GREAT FALLS — Democratic candidates campaigning for the chance to unseat GOP Rep. Greg Gianforte met in Great Falls on Monday and fielded questions ranging from health care to wage disparity to dark money to energy to public lands to trade and immigration.
Candidate John Meyer, by the way, answered the immigration question in Spanish.
Throughout the evening candidates took swipes at Gianforte, the high-tech entrepreneur and multimillionaire who the winner of the June 5 primary will face in the Nov. 6 general election for Montana’s lone congressional seat
Nearly 170 people attended the 90-minute event held at the Episcopal Church Of The Incarnation and sponsored by Great Falls Rising, a nonpartisan progressive organization.
Questions were posed by two Great Falls Rising board members: Jane Weber, a Cascade County commissioner, and Ken Toole, a former Public Service Commission member and legislator.
In addition to Meyer, an attorney, candidates included Billings attorney John Heenan, former land trust director Grant Kier of Missoula, Whitefish attorney Jared Pettinato and former state lawmaker Kathleen Williams of Bozeman.
Absentee ballots were mailed out Friday.
Candidates were critical of President Donald Trump’s tax reform package, with Kier referring to it as a “tax scam, not a tax plan.”
“We need a tax plan that helps working families and small businesses,” he said, noting the plan passed in December helps the rich and large corporations.
Pettinato said wages need to be raised, and added that could be done by increasing the minimum wage, increasing supply and demand, and helping unions become more powerful.
Candidates were asked what they would do if Secretary of the Interior Ryan Zinke, a former Montana lawmaker and U.S. representative, wanted to reduce the size of the Missouri Breaks National Monument.
Williams said leadership would have to make sure that idea was never proposed. She said relationships need to be made with officials to ensure that never happens. She also said there needs to be grassroots opposition.
Heenan called Gianforte a “rubber stamp” for Zinke. In answer to an earlier question, he said that Gianforte had corporate insiders telling him how to vote on public land issues.

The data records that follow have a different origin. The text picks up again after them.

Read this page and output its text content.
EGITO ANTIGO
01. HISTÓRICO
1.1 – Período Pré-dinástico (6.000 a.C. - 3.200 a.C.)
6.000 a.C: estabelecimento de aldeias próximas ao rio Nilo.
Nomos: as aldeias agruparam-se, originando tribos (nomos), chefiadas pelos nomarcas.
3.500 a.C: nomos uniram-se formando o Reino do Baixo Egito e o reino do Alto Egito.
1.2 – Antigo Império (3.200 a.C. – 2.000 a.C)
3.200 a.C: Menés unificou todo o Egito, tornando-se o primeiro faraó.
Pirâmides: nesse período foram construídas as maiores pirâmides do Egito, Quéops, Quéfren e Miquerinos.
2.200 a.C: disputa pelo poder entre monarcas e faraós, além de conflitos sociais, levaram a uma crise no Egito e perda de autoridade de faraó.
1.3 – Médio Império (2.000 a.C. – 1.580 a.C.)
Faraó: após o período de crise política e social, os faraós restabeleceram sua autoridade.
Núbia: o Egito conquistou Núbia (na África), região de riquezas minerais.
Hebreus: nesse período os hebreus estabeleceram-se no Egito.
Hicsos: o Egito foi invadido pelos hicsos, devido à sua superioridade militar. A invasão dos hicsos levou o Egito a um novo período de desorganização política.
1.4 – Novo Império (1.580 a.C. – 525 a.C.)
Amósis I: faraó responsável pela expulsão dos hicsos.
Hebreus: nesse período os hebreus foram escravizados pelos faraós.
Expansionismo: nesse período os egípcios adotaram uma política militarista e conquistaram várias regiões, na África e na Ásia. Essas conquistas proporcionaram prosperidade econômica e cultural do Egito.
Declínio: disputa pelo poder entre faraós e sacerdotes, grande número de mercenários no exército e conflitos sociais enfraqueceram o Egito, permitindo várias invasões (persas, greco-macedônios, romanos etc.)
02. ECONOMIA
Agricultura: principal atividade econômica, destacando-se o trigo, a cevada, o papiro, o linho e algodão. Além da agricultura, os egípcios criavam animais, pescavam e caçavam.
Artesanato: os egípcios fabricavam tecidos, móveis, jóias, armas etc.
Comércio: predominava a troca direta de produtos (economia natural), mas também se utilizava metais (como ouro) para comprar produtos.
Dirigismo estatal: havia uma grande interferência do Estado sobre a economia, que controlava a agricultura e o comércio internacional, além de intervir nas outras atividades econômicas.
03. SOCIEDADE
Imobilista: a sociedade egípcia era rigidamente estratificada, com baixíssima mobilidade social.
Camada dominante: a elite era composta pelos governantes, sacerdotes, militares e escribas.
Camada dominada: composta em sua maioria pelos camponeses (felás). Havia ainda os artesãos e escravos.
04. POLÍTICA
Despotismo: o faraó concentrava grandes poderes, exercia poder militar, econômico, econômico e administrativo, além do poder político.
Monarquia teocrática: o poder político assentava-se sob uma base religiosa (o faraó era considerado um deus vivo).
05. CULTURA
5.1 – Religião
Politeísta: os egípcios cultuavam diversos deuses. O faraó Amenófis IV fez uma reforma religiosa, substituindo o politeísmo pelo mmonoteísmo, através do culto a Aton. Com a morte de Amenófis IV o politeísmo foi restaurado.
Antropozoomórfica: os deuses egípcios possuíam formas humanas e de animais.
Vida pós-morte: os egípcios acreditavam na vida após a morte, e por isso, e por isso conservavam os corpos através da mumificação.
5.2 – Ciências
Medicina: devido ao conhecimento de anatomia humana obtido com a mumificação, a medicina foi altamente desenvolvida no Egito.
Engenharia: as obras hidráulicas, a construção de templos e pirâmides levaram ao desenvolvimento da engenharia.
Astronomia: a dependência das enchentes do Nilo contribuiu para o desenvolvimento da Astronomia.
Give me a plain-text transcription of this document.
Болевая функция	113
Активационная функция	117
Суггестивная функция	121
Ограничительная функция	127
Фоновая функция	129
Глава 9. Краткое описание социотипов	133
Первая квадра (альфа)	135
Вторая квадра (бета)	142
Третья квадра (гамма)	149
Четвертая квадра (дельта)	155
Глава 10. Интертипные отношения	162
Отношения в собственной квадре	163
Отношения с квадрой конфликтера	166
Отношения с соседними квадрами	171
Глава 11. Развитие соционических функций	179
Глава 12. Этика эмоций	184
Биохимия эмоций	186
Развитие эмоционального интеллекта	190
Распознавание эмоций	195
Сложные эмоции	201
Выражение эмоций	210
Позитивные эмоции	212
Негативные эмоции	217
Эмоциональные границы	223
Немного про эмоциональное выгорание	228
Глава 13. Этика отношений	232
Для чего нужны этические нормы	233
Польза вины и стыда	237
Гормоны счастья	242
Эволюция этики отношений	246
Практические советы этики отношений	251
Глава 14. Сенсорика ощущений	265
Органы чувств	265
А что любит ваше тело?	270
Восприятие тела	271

Candidates were also asked if there were any especially memorable moments on the campaign trail.
Kier said there is a universal theme that people appreciate it when their elected officials show up, in reference to Gianforte having tele-townhall meetings. He also said that he was touched by the Helena Youths Against Gun Violence forum, adding he wished more of the candidates had attended. Meyer and Williams both attended.

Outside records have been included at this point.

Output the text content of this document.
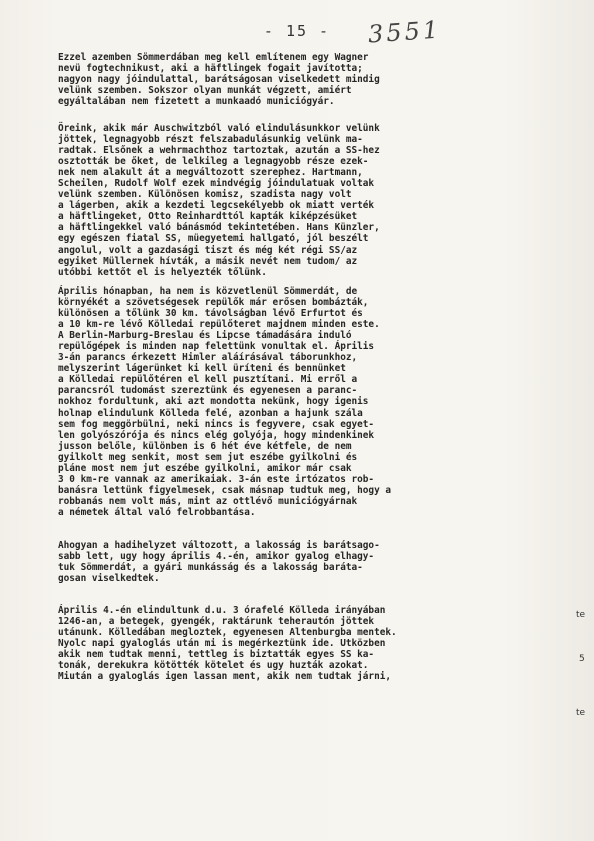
- 15 -	3551
Ezzel azemben Sömmerdában meg kell említenem egy Wagner
nevü fogtechnikust, aki a häftlingek fogait javította;
nagyon nagy jóindulattal, barátságosan viselkedett mindig
velünk szemben. Sokszor olyan munkát végzett, amiért
egyáltalában nem fizetett a munkaadó municiógyár.
Öreink, akik már Auschwitzból való elindulásunkkor velünk
jöttek, legnagyobb részt felszabadulásunkig velünk ma-
radtak. Elsőnek a wehrmachthoz tartoztak, azután a SS-hez
osztották be őket, de lelkileg a legnagyobb része ezek-
nek nem alakult át a megváltozott szerephez. Hartmann,
Scheilen, Rudolf Wolf ezek mindvégig jóindulatuak voltak
velünk szemben. Különösen komisz, szadista nagy volt
a lágerben, akik a kezdeti legcsekélyebb ok miatt verték
a häftlingeket, Otto Reinhardttól kapták kiképzésüket
a häftlingekkel való bánásmód tekintetében. Hans Künzler,
egy egészen fiatal SS, müegyetemi hallgató, jól beszélt
angolul, volt a gazdasági tiszt és még két régi SS/az
egyiket Müllernek hívták, a másik nevét nem tudom/ az
utóbbi kettőt el is helyezték tőlünk.
Április hónapban, ha nem is közvetlenül Sömmerdát, de
környékét a szövetségesek repülők már erősen bombázták,
különösen a tőlünk 30 km. távolságban lévő Erfurtot és
a 10 km-re lévő Kölledai repülőteret majdnem minden este.
A Berlin-Marburg-Breslau és Lipcse támadására induló
repülőgépek is minden nap felettünk vonultak el. Április
3-án parancs érkezett Himler aláírásával táborunkhoz,
melyszerint lágerünket ki kell üríteni és bennünket
a Kölledai repülőtéren el kell pusztítani. Mi erről a
parancsról tudomást szereztünk és egyenesen a paranc-
nokhoz fordultunk, aki azt mondotta nekünk, hogy igenis
holnap elindulunk Kölleda felé, azonban a hajunk szála
sem fog meggörbülni, neki nincs is fegyvere, csak egyet-
len golyószórója és nincs elég golyója, hogy mindenkinek
jusson belőle, különben is 6 hét éve kétfele, de nem
gyilkolt meg senkit, most sem jut eszébe gyilkolni és
pláne most nem jut eszébe gyilkolni, amikor már csak
3 0 km-re vannak az amerikaiak. 3-án este irtózatos rob-
banásra lettünk figyelmesek, csak másnap tudtuk meg, hogy a
robbanás nem volt más, mint az ottlévő municiógyárnak
a németek által való felrobbantása.
Ahogyan a hadihelyzet változott, a lakosság is barátsago-
sabb lett, ugy hogy április 4.-én, amikor gyalog elhagy-
tuk Sömmerdát, a gyári munkásság és a lakosság baráta-
gosan viselkedtek.
Április 4.-én elindultunk d.u. 3 órafelé Kölleda irányában
1246-an, a betegek, gyengék, raktárunk teherautón jöttek
utánunk. Kölledában megloztek, egyenesen Altenburgba mentek.
Nyolc napi gyaloglás után mi is megérkeztünk ide. Utközben
akik nem tudtak menni, tettleg is biztatták egyes SS ka-
tonák, derekukra kötötték kötelet és ugy huzták azokat.
Miután a gyaloglás igen lassan ment, akik nem tudtak járni,
te
5
te
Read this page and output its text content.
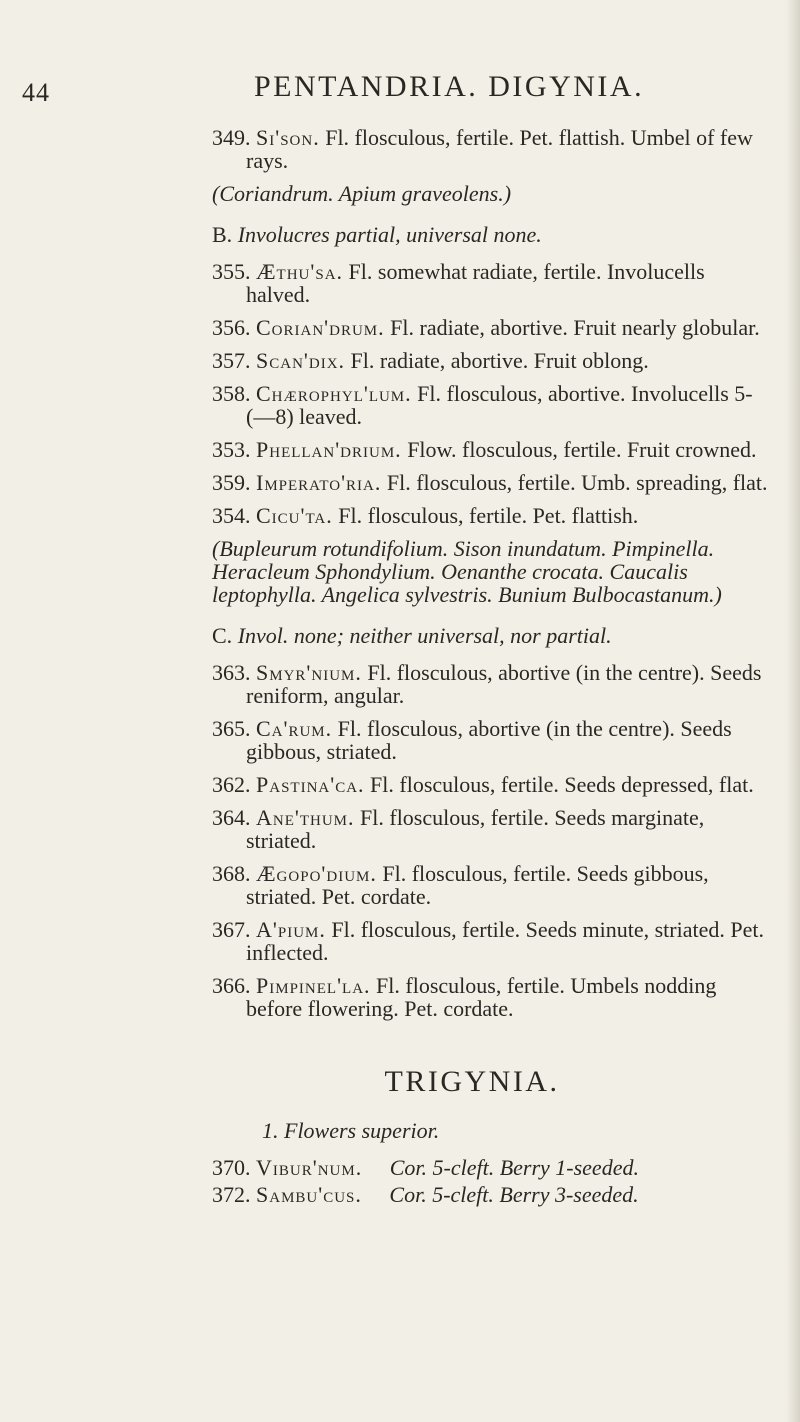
44	PENTANDRIA. DIGYNIA.
349. Si'son. Fl. flosculous, fertile. Pet. flattish. Umbel of few rays.
(Coriandrum. Apium graveolens.)
B. Involucres partial, universal none.
355. Æthu'sa. Fl. somewhat radiate, fertile. Involucells halved.
356. Corian'drum. Fl. radiate, abortive. Fruit nearly globular.
357. Scan'dix. Fl. radiate, abortive. Fruit oblong.
358. Chærophyl'lum. Fl. flosculous, abortive. Involucells 5- (—8) leaved.
353. Phellan'drium. Flow. flosculous, fertile. Fruit crowned.
359. Imperato'ria. Fl. flosculous, fertile. Umb. spreading, flat.
354. Cicu'ta. Fl. flosculous, fertile. Pet. flattish.
(Bupleurum rotundifolium. Sison inundatum. Pimpinella. Heracleum Sphondylium. Oenanthe crocata. Caucalis leptophylla. Angelica sylvestris. Bunium Bulbocastanum.)
C. Invol. none; neither universal, nor partial.
363. Smyr'nium. Fl. flosculous, abortive (in the centre). Seeds reniform, angular.
365. Ca'rum. Fl. flosculous, abortive (in the centre). Seeds gibbous, striated.
362. Pastina'ca. Fl. flosculous, fertile. Seeds depressed, flat.
364. Ane'thum. Fl. flosculous, fertile. Seeds marginate, striated.
368. Ægopo'dium. Fl. flosculous, fertile. Seeds gibbous, striated. Pet. cordate.
367. A'pium. Fl. flosculous, fertile. Seeds minute, striated. Pet. inflected.
366. Pimpinel'la. Fl. flosculous, fertile. Umbels nodding before flowering. Pet. cordate.
TRIGYNIA.
1. Flowers superior.
370. Vibur'num. Cor. 5-cleft. Berry 1-seeded.
372. Sambu'cus. Cor. 5-cleft. Berry 3-seeded.
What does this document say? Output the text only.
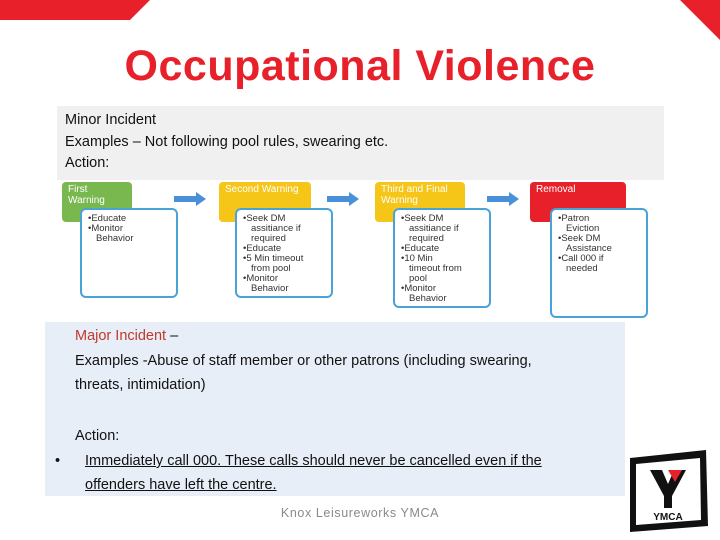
Occupational Violence
Minor Incident
Examples – Not following pool rules, swearing etc.
Action:
First Warning
•Educate
•Monitor
Behavior
Second Warning
•Seek DM
assitiance if
required
•Educate
•5 Min timeout
from pool
•Monitor
Behavior
Third and Final Warning
•Seek DM
assitiance if
required
•Educate
•10 Min
timeout from
pool
•Monitor
Behavior
Removal
•Patron
Eviction
•Seek DM
Assistance
•Call 000 if
needed
Major Incident –
Examples -Abuse of staff member or other patrons (including swearing,
threats, intimidation)
Action:
• Immediately call 000. These calls should never be cancelled even if the
offenders have left the centre.
Knox Leisureworks YMCA	YMCA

Meyer said he was particularly struck by a woman on the campaign trail who said to him, “Don’t forget about us.”
Williams said her memorable moments were always “about the people.” She talked about a Blackfeet man who has been maintaining a cemetery for 26 years, and a woman who was panicked about mental health cuts.

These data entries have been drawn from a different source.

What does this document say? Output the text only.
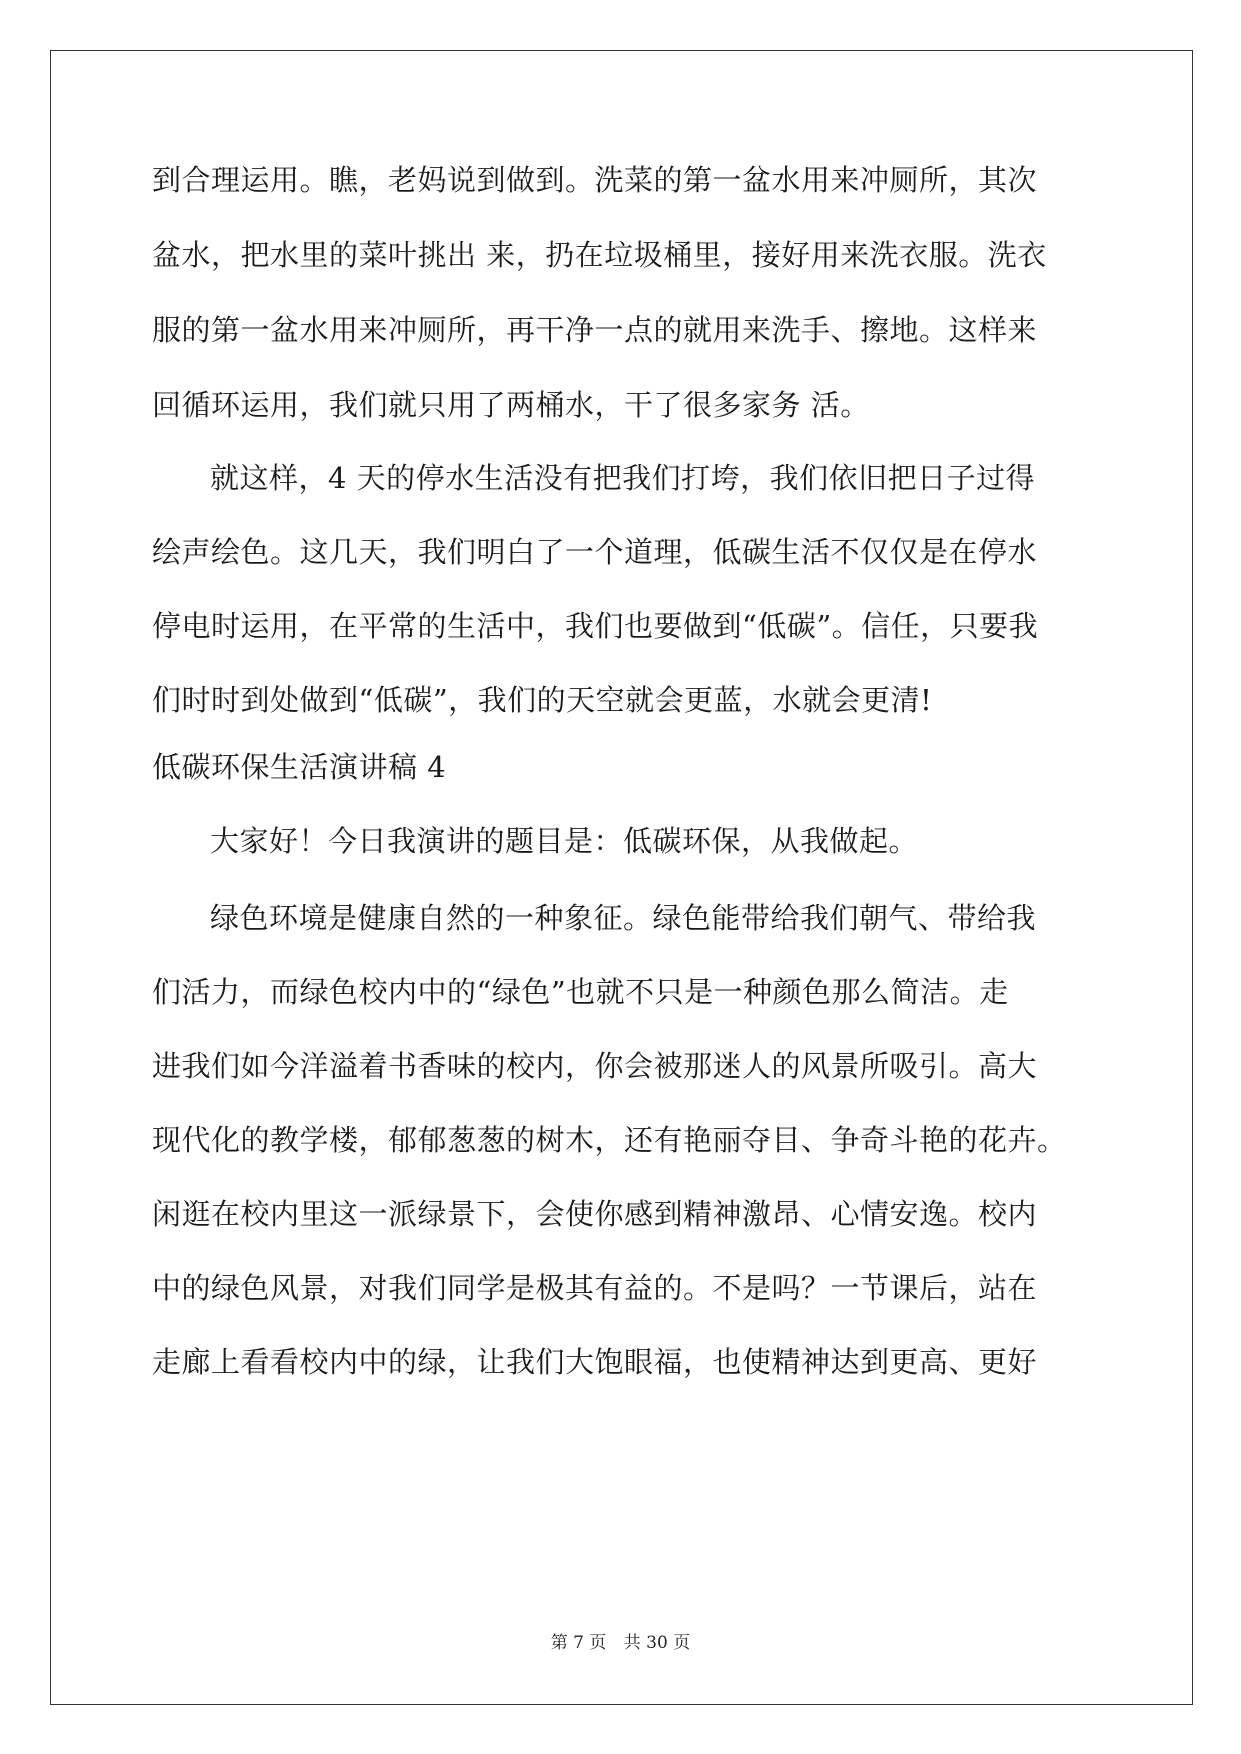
到合理运用。瞧，老妈说到做到。洗菜的第一盆水用来冲厕所，其次
盆水，把水里的菜叶挑出 来，扔在垃圾桶里，接好用来洗衣服。洗衣
服的第一盆水用来冲厕所，再干净一点的就用来洗手、擦地。这样来
回循环运用，我们就只用了两桶水，干了很多家务 活。
就这样，4 天的停水生活没有把我们打垮，我们依旧把日子过得
绘声绘色。这几天，我们明白了一个道理，低碳生活不仅仅是在停水
停电时运用，在平常的生活中，我们也要做到“低碳”。信任，只要我
们时时到处做到“低碳”，我们的天空就会更蓝，水就会更清!
低碳环保生活演讲稿 4
大家好！今日我演讲的题目是：低碳环保，从我做起。
绿色环境是健康自然的一种象征。绿色能带给我们朝气、带给我
们活力，而绿色校内中的“绿色”也就不只是一种颜色那么简洁。走
进我们如今洋溢着书香味的校内，你会被那迷人的风景所吸引。高大
现代化的教学楼，郁郁葱葱的树木，还有艳丽夺目、争奇斗艳的花卉。
闲逛在校内里这一派绿景下，会使你感到精神激昂、心情安逸。校内
中的绿色风景，对我们同学是极其有益的。不是吗？一节课后，站在
走廊上看看校内中的绿，让我们大饱眼福，也使精神达到更高、更好
第 7 页 共 30 页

Heenan said he has met amazing people who work hard. He also said he was touched by his tour of the Montana School for the Deaf and Blind, with its old furniture for residents.
“The reality is we have a representative who doesn’t care about this,” he said.
Pettinato said he was moved by a man who said he wanted to retire but couldn’t because of drug costs. He said the government should take strides to control drug prices.
Candidate also voiced support for renewable energy, with Pettinato saying “We can make money out of the air in Montana.” He said wind would “bring more treasure to the Treasure State.”
Williams said she was “absolutely committed” to advancing renewable energy in Congress. She said there needed to be efforts to increase the storage of renewable energy.
Kier noted that fires over the summer and spring flooding show that climate change does exist.
“Climate change is impacting our everyday lives,” he said.
Heenan said resistance to renewable energy was a “dark money” issue that played to special interests, and that fossil fuel supporters were opposed.
He said renewable energy could bring more six-figure jobs to Montana than other energy sectors.
Meyer said “actions speak louder than words” and added he has lawsuits against the Public Service Commission, saying it has hampered efforts to allow more renewable energy.
Gianforte is running for his first full term after filling the term won by Zinke in 2016. Zinke resigned his House seat after joining Trump's cabinet as Interior secretary.
Other candidates on the Nov. 6 ballot will be Green Party Candidate Doug Campbell and Libertarian Elinor Swanson.
Great Falls Rising meets monthly to explore issues related to human rights, equality of opportunity and a sustainable future through respectful dialogue, education and advocacy.